In an October 2020 affidavit filed in the Supreme Court, the DoPT had pointed to both the 1993 OM and the 2004 clarificatory letter, to reveal that it had different ways of applying the income/wealth test for different categories, although the affidavit was obscure on which cases income from salaries were being counted for the income/wealth test for which it was not.

What does the Supreme Court judgement say about the 1993 OM, the income/wealth test, and the 2004 clarification?

In the judgement, the Division Bench of Justices PS Narsimha and R Mahadevan notes that until an equivalence of posts is established by the government between posts of PSUs and that of government service, the category prescribing the income/wealth test must be applicable. What the Supreme Court, in its judgement, goes on to say is that OBC candidates of such PSU staffers cannot be denied a fair creamy layer evaluation because the government had yet to establish the equivalence of posts with government service.

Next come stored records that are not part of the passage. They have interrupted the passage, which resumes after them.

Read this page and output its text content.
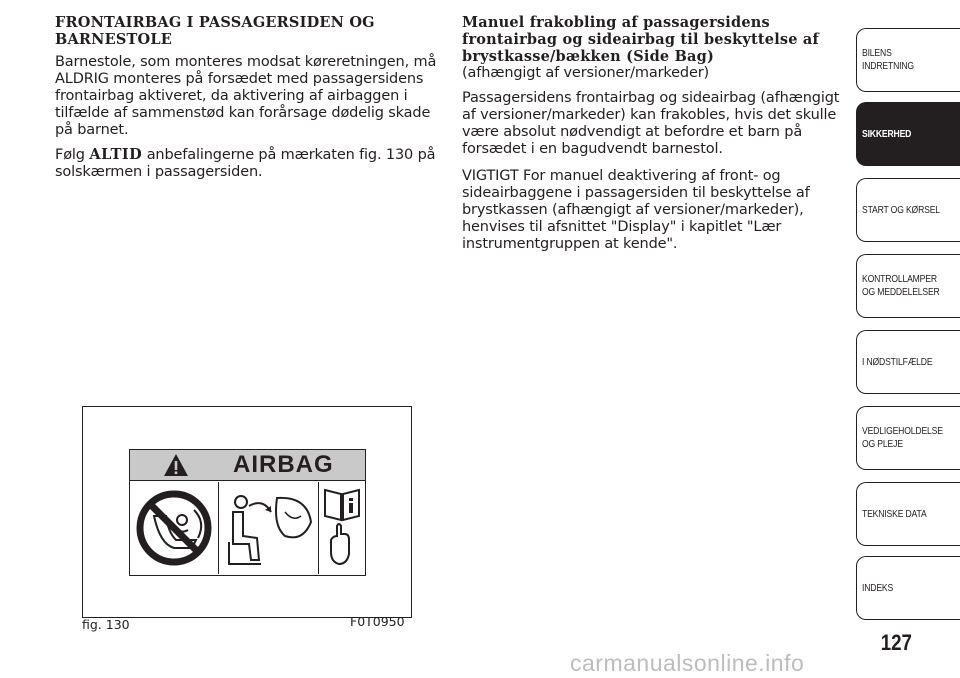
FRONTAIRBAG I PASSAGERSIDEN OG BARNESTOLE

Barnestole, som monteres modsat køreretningen, må ALDRIG monteres på forsædet med passagersidens frontairbag aktiveret, da aktivering af airbaggen i tilfælde af sammenstød kan forårsage dødelig skade på barnet.

Følg ALTID anbefalingerne på mærkaten fig. 130 på solskærmen i passagersiden.

Manuel frakobling af passagersidens frontairbag og sideairbag til beskyttelse af brystkasse/bækken (Side Bag)

(afhængigt af versioner/markeder)

Passagersidens frontairbag og sideairbag (afhængigt af versioner/markeder) kan frakobles, hvis det skulle være absolut nødvendigt at befordre et barn på forsædet i en bagudvendt barnestol.

VIGTIGT For manuel deaktivering af front- og sideairbaggene i passagersiden til beskyttelse af brystkassen (afhængigt af versioner/markeder), henvises til afsnittet "Display" i kapitlet "Lær instrumentgruppen at kende".

AIRBAG
fig. 130	F0T0950
BILENS INDRETNING
SIKKERHED
START OG KØRSEL
KONTROLLAMPER
OG MEDDELELSER
I NØDSTILFÆLDE
VEDLIGEHOLDELSE
OG PLEJE
TEKNISKE DATA
INDEKS
127
carmanualsonline.info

As for the 1993 OM and the income/wealth test, the Supreme Court has further noted that “the Income / Wealth Test operates as a residual filter”. It continued, “The plain language of these explanations makes it clear that salary income and agricultural income are consciously kept outside the common pool while determining exclusion under the Income / Wealth Test.”

The top court found that while the 1993 OM was clear about not including income from salaries in the calculation for the income/wealth test, the 2004 letter had called for the inclusion of salary income in the calculation. The court even said that a House Committee’s conclusions that the 2004 clarificatory letter had obfuscated the issue were valid.

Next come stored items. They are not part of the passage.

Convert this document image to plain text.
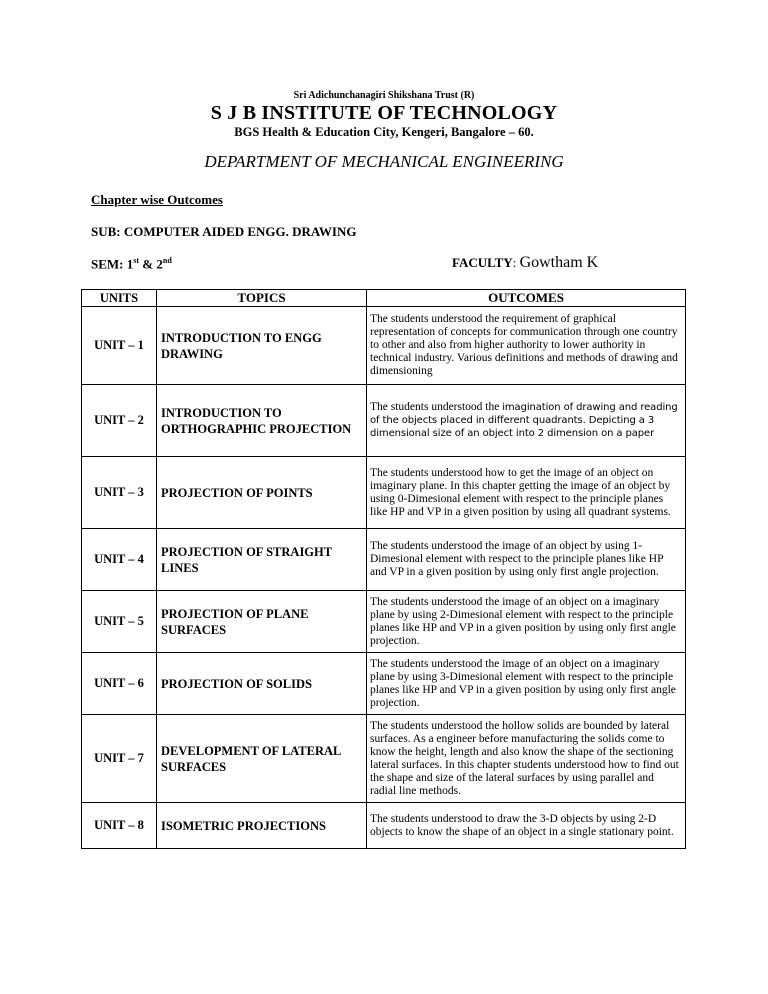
Sri Adichunchanagiri Shikshana Trust (R)
S J B INSTITUTE OF TECHNOLOGY
BGS Health & Education City, Kengeri, Bangalore – 60.
DEPARTMENT OF MECHANICAL ENGINEERING
Chapter wise Outcomes
SUB: COMPUTER AIDED ENGG. DRAWING
SEM: 1st & 2nd	FACULTY: Gowtham K
UNITS	TOPICS	OUTCOMES
UNIT – 1	INTRODUCTION TO ENGG DRAWING	The students understood the requirement of graphical representation of concepts for communication through one country to other and also from higher authority to lower authority in technical industry. Various definitions and methods of drawing and dimensioning
UNIT – 2	INTRODUCTION TO ORTHOGRAPHIC PROJECTION	The students understood the imagination of drawing and reading of the objects placed in different quadrants. Depicting a 3 dimensional size of an object into 2 dimension on a paper
UNIT – 3	PROJECTION OF POINTS	The students understood how to get the image of an object on imaginary plane. In this chapter getting the image of an object by using 0-Dimesional element with respect to the principle planes like HP and VP in a given position by using all quadrant systems.
UNIT – 4	PROJECTION OF STRAIGHT LINES	The students understood the image of an object by using 1-Dimesional element with respect to the principle planes like HP and VP in a given position by using only first angle projection.
UNIT – 5	PROJECTION OF PLANE SURFACES	The students understood the image of an object on a imaginary plane by using 2-Dimesional element with respect to the principle planes like HP and VP in a given position by using only first angle projection.
UNIT – 6	PROJECTION OF SOLIDS	The students understood the image of an object on a imaginary plane by using 3-Dimesional element with respect to the principle planes like HP and VP in a given position by using only first angle projection.
UNIT – 7	DEVELOPMENT OF LATERAL SURFACES	The students understood the hollow solids are bounded by lateral surfaces. As a engineer before manufacturing the solids come to know the height, length and also know the shape of the sectioning lateral surfaces. In this chapter students understood how to find out the shape and size of the lateral surfaces by using parallel and radial line methods.
UNIT – 8	ISOMETRIC PROJECTIONS	The students understood to draw the 3-D objects by using 2-D objects to know the shape of an object in a single stationary point.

The Supreme Court went on to note that the interpretation of the 1993 OM read with the 2004 letter had led to “hostile discrimination” between children of those in government service and those in PSUs or private employment. The court said, “Treating the children of those employed in PSUs or private employment, etc., as being excluded from the benefit of reservation only on the basis of their income derived from salaries, and without reference to their posts (whether Group A or B, or Group C or D) would certainly lead to hostile discrimination between parties who are similarly placed and would amount to equals being treated unequally.”

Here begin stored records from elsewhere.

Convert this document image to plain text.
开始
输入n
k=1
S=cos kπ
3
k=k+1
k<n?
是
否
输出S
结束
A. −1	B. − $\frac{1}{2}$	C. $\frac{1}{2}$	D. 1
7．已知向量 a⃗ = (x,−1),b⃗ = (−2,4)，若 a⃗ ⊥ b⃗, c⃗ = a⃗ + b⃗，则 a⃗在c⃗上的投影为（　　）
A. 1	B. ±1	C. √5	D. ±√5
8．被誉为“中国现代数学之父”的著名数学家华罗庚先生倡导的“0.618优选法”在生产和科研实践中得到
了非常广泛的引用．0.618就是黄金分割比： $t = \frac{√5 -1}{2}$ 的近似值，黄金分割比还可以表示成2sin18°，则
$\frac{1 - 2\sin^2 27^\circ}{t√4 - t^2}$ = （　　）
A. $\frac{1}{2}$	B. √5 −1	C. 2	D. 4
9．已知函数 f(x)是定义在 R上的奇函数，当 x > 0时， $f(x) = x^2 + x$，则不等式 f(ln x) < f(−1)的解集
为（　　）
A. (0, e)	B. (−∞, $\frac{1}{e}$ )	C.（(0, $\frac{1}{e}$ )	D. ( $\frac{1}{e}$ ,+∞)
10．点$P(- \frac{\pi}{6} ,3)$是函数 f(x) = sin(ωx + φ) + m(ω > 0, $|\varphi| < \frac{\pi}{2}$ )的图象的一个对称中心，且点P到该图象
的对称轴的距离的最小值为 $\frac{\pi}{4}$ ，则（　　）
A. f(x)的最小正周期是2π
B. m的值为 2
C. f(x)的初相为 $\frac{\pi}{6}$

“Adopting an interpretation that disadvantages one segment of the same backward class without rational justification would amount to treating equals as unequals and would thus become the antithesis of equality, the corner stone of our Republic,” the court said.

Who does this apply to? Who will benefit from this?

The Supreme Court’s judgement, while providing relief to about 100 candidates who appeared in CSEs since 2015 and had been denied the OBC quota, will be applicable to children of parents working at PSUs and in private employment.

This would mean not just candidates who appear in exams from hereon, but also candidates who might have been selected in services in the years before, but not at the rank they would have been if their claim to the OBC quota had been allowed.

In the judgement too, the Supreme Court said, “We find no difficulty in directing the appellants to create such supernumerary posts, as required, to accommodate the candidates who satisfy the non-creamy layer criteria as clarified in the present judgment, subject to their otherwise fulfilling eligibility conditions.”